ChatGPT-4 matches radiologists in flagging errors on reports

Apr 16, 2024

ChatGPT-4 matched radiologists when tasked with detecting errors in imaging reports, with the study suggesting the technology may be useful for improving reporting accuracy, according to a study published April 16 in Radiology.

A team at University Hospital Cologne in Germany compared the performance of ChatGPT-4 and six radiologists in detecting common errors in 200 radiology x-ray, CT, and MRI reports and found the large language model (LLM) was not only “on par” with radiologists, but required significant less processing time.

“Most strikingly, we found that the average reading time for a report was for the fastest radiologist 25 seconds on average and for ChatGPT-4 it was only 3.5 seconds,” said lead author Roman Gertz, MD, in an interview with AuntMinnie.com.

ChatGPT-4 matched radiologists in detecting errors in radiology reports.

Preliminary radiology reports are typically drafted by residents and subsequently reviewed and approved by board-certified radiologists. This legally necessary process increases accuracy, yet errors may occur due to resident-to-attending discrepancies, speech recognition inaccuracies, and high workload, Gertz and senior author Jonathan Kottlors, MD, explained.

In this study, the researchers intentionally inserted 150 errors from five error categories (omission, insertion, spelling, side confusion and “other”) into 100 of the 200 reports and tasked the ChatGPT-4 and two senior radiologists, two attending physicians, and two residents with detecting these errors.

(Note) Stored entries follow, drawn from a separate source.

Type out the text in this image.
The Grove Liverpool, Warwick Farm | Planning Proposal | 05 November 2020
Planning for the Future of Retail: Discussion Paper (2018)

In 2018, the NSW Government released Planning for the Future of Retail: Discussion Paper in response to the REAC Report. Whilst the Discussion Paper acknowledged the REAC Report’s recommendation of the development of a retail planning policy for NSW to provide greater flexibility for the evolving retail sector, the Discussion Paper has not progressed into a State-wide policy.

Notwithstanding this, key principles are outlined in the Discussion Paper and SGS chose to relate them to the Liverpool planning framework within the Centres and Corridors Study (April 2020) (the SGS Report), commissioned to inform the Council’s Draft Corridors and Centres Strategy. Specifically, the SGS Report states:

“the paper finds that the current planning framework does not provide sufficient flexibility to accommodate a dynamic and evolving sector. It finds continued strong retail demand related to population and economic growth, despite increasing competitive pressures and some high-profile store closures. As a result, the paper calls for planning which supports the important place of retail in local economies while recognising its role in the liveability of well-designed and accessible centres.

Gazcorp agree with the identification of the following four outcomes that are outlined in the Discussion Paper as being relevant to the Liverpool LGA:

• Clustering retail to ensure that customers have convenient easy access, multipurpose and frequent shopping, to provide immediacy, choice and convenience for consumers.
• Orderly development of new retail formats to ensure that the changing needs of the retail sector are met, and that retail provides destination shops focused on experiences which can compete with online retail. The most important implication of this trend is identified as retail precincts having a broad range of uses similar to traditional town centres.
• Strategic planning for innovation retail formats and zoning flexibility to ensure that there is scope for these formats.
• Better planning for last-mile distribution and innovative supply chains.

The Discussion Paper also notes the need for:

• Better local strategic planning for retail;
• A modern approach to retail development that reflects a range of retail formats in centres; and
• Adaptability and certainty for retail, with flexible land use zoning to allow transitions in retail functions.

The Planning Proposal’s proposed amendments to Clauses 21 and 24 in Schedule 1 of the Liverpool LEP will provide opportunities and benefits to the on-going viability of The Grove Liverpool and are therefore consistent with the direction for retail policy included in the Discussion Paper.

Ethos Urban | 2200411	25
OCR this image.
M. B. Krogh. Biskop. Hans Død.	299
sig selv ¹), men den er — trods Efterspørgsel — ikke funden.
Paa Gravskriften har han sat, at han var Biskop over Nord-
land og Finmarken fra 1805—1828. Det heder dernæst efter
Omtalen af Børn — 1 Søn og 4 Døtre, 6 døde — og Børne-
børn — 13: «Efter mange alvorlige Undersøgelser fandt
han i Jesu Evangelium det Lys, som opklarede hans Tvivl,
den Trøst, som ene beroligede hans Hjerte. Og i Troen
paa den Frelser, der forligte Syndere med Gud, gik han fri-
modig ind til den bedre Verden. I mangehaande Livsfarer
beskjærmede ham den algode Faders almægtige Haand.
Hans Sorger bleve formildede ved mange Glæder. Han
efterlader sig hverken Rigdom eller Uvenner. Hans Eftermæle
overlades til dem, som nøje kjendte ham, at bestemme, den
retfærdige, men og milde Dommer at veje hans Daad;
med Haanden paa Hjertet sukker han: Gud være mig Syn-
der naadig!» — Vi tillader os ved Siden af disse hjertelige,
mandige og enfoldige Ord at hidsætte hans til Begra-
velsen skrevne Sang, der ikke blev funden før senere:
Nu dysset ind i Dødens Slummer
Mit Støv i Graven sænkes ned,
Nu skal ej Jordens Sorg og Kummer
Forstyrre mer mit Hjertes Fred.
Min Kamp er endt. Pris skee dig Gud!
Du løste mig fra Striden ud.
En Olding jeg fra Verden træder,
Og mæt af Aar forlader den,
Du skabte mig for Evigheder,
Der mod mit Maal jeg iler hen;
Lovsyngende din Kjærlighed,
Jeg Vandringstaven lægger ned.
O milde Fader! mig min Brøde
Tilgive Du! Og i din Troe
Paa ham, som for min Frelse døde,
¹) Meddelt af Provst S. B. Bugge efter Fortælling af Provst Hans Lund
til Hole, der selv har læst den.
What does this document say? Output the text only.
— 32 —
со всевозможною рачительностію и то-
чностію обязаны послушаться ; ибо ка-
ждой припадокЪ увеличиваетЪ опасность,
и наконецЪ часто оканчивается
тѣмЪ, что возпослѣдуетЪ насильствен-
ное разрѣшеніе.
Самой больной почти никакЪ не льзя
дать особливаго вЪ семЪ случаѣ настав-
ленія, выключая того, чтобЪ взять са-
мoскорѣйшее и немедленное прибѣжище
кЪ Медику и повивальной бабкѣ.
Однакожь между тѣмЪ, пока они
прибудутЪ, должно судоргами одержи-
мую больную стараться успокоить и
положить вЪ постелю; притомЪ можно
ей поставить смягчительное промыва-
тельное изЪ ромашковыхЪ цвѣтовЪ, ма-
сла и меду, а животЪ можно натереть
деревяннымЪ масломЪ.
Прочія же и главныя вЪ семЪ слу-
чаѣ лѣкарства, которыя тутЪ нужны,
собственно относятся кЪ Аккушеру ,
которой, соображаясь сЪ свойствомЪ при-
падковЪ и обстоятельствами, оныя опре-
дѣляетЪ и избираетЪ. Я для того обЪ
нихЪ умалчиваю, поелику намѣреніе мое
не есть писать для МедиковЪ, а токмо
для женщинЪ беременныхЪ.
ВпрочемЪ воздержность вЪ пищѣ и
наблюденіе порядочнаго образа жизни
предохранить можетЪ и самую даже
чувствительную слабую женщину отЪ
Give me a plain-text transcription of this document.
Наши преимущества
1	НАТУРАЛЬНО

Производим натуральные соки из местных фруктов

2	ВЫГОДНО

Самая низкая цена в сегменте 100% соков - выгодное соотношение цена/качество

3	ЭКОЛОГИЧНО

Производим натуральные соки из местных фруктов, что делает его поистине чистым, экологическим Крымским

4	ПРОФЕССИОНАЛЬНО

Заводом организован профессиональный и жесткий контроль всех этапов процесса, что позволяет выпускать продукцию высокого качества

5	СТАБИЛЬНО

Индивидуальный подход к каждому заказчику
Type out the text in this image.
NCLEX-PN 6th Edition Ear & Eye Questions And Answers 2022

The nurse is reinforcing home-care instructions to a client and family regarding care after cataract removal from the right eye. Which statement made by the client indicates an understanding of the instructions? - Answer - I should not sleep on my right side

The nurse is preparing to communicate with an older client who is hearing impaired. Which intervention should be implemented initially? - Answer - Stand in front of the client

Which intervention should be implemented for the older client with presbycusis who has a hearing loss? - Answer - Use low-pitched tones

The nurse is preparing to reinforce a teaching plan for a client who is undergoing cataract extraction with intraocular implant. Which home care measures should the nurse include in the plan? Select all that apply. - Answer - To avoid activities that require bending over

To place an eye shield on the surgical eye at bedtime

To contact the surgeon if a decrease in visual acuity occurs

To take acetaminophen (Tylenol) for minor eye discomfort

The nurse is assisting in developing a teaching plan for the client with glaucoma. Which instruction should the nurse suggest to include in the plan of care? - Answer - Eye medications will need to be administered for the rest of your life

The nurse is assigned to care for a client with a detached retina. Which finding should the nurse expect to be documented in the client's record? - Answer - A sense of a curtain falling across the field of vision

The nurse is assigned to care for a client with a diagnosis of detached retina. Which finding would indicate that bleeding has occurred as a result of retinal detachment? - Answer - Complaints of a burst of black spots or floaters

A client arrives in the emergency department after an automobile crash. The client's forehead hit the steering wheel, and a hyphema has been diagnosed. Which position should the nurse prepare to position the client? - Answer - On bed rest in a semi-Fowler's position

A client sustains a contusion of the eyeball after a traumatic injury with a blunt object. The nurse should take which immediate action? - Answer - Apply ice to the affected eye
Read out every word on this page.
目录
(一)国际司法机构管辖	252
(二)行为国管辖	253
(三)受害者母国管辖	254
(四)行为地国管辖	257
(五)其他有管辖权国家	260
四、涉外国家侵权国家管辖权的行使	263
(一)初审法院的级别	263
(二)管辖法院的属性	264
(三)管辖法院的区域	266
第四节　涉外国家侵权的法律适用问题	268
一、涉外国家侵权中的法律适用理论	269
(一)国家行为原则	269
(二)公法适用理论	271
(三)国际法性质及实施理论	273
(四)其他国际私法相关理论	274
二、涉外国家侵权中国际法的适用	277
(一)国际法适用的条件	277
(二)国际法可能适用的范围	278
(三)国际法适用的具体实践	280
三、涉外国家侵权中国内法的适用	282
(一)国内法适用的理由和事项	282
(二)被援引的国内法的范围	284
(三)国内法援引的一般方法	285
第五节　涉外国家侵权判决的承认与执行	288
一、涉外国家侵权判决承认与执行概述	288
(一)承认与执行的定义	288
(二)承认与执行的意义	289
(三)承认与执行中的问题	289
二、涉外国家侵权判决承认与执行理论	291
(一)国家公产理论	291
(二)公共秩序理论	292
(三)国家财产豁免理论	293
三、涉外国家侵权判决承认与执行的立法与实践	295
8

ChatGPT-4’s detection rate was 82.7% (124 of 150), while the error detection rates were 89.3% for senior radiologists (134 out of 150) and 80% for attending radiologists and radiology residents (120 out of 150), on average, the researchers found.

In addition, GPT-4 required less processing time per radiology report than even the fastest human reader, and the use of GPT-4 resulted in lower mean correction cost per report than the most cost-efficient radiologist, Gertz and Kottlors noted.

The group has been exploring the use of ChatGPT in radiology applications for more than a year, and is “still shocked” by its performance, given that the LLM’s developer OpenAI.com has kept a lid on the data it used to train the model, Gertz said.

The study also suggests that ChatGPT-4 could potentially serve as a teaching tool for residents who might not have access to senior radiologists by providing a “feedback loop” for them to learn from their mistakes, Gertz said.

Could ChatGPT-4 be used as a training tool to improve reporting accuracy?

Ultimately, the study shows that the advanced text-processing capabilities of LLMs such as GPT-4 have the potential to enhance the report generation process, the researchers said. Yet Kottlors noted that this was a “proof-of-concept” study and that significant hurdles will need to be overcome before LLMs can be implemented in hospital departments.

For instance, dedicated software will need to be integrated into hospital systems using the technology to ensure privacy of clinical data, he suggested.

“At the moment, there’s no commercial software available,” he said.